Este policial é Tou Thao, da etnia Hmong, imigrante oriundo do Laos, no Sudeste Asiático.

Um imigrante que trabalhou duro em busca de uma vida melhor, sem reclamar. Esta história não te parece familiar?

Tou Thao é um de nós. Não porque ele tenha as mesmas feições, mas porque é um imigrante que buscou uma vida melhor. Ele poderia ser o teu bisavô, avô, pai, tio, primo ou irmão. É o imigrante que sob qualquer custo buscou sua ascensão social. Ascensão que é sinônimo de assimilação. No caso brasileiro, não seria a assimilação festiva e banal. Não é somente o “japonês que gosta de samba”. É a assimilação que se integra à estrutura do mito da democracia racial.

Os amarelos ocupam uma posição estratégica dentro do gradiente racial brasileiro entre brancos e negros. Por não pertencermos à identidade nacional brasileira, somos considerados os “estrangeiros perpétuos”. Sempre que me perguntavam: “De onde você é? Da China, do Japão ou da Coréia?”. Respondia calmamente: “Do Brasil”. O emissor da pergunta me olhava inquieto, tentando digerir a resposta que lhe havia acabado de dar e me perguntava novamente: “MAS DE ON-DE VO-CÊ RE-AL-MEN-TE É?”. Respirava fundo e dizia: “BRA-SIL”.

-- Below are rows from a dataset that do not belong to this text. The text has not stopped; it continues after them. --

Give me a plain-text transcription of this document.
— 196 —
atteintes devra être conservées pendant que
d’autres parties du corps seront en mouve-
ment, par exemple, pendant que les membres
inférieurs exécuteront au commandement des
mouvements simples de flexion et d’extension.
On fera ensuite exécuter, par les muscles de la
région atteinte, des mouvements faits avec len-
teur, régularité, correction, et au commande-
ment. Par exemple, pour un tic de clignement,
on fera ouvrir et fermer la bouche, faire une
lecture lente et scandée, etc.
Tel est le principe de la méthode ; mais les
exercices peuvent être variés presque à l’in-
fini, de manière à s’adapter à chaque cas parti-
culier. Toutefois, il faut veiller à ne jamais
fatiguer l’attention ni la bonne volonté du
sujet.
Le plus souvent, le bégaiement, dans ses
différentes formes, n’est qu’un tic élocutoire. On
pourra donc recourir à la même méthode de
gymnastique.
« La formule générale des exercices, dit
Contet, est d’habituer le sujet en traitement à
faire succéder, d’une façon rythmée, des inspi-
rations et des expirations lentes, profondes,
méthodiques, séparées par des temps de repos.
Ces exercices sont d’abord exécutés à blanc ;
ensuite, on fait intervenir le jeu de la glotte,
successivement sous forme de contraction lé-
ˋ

Esta posição de ser o estrangeiro perpétuo parece irrelevante, porque pode soar como uma “simples brincadeira”. Contudo, por detrás desta “brincadeira”, há a constituição dos asiáticos-brasileiros como engrenagens que reforçam o racismo estrutural.

O nome para isto é o conceito de “minoria modelo”. Por sermos os eternos estrangeiros, a única forma de sermos assimilados pela sociedade brasileira foi trabalhar muito. Trabalhar mais do que o salário recebido. Estudar mais do que o solicitado. Trabalhar sem se queixar. Estudar, mas algo que dê dinheiro. Eles nos deixaram ser doutô, mas calados e resignados.

Ou não diria totalmente calados, pois expressamos nossa opinião em um caso particular.

Os asiáticos são instrumentalizados pela branquitude para ser o seu habeas corpus racista. Alguns de nós afirmam orgulhosamente esta lógica de desumanização, bradando: “Eles são preguiçosos! Nós trabalhamos duro!”. Este é um dos raros momentos que você vai ver um “japonês” expressar-se politicamente em público.

Em 2017, na sede da Hebraica no Rio de Janeiro, Jair Bolsonaro proferiu um discurso que ilustraria a “minoria modelo”: “Alguém já viu algum japonês pedindo esmola? É uma raça que tem vergonha na cara!”. E complementou, “Eu fui num quilombo. O afrodescendente mais leve lá pesava sete arrobas. Não fazem nada. Eu acho que nem para procriador ele serve mais. Mais de R$ 1 bilhão por ano é gasto com eles”.

Não é por um mero acaso que Bolsonaro proferiu este discurso eugenista, referindo-se especificamente ao quilombo. Ele quer diminuí-lo, pois ele sabe de sua potência de transformação radical na sociedade brasileira. O quilombo representa o símbolo de agência política e luta por dignidade humana protagonizada pela comunidade negra.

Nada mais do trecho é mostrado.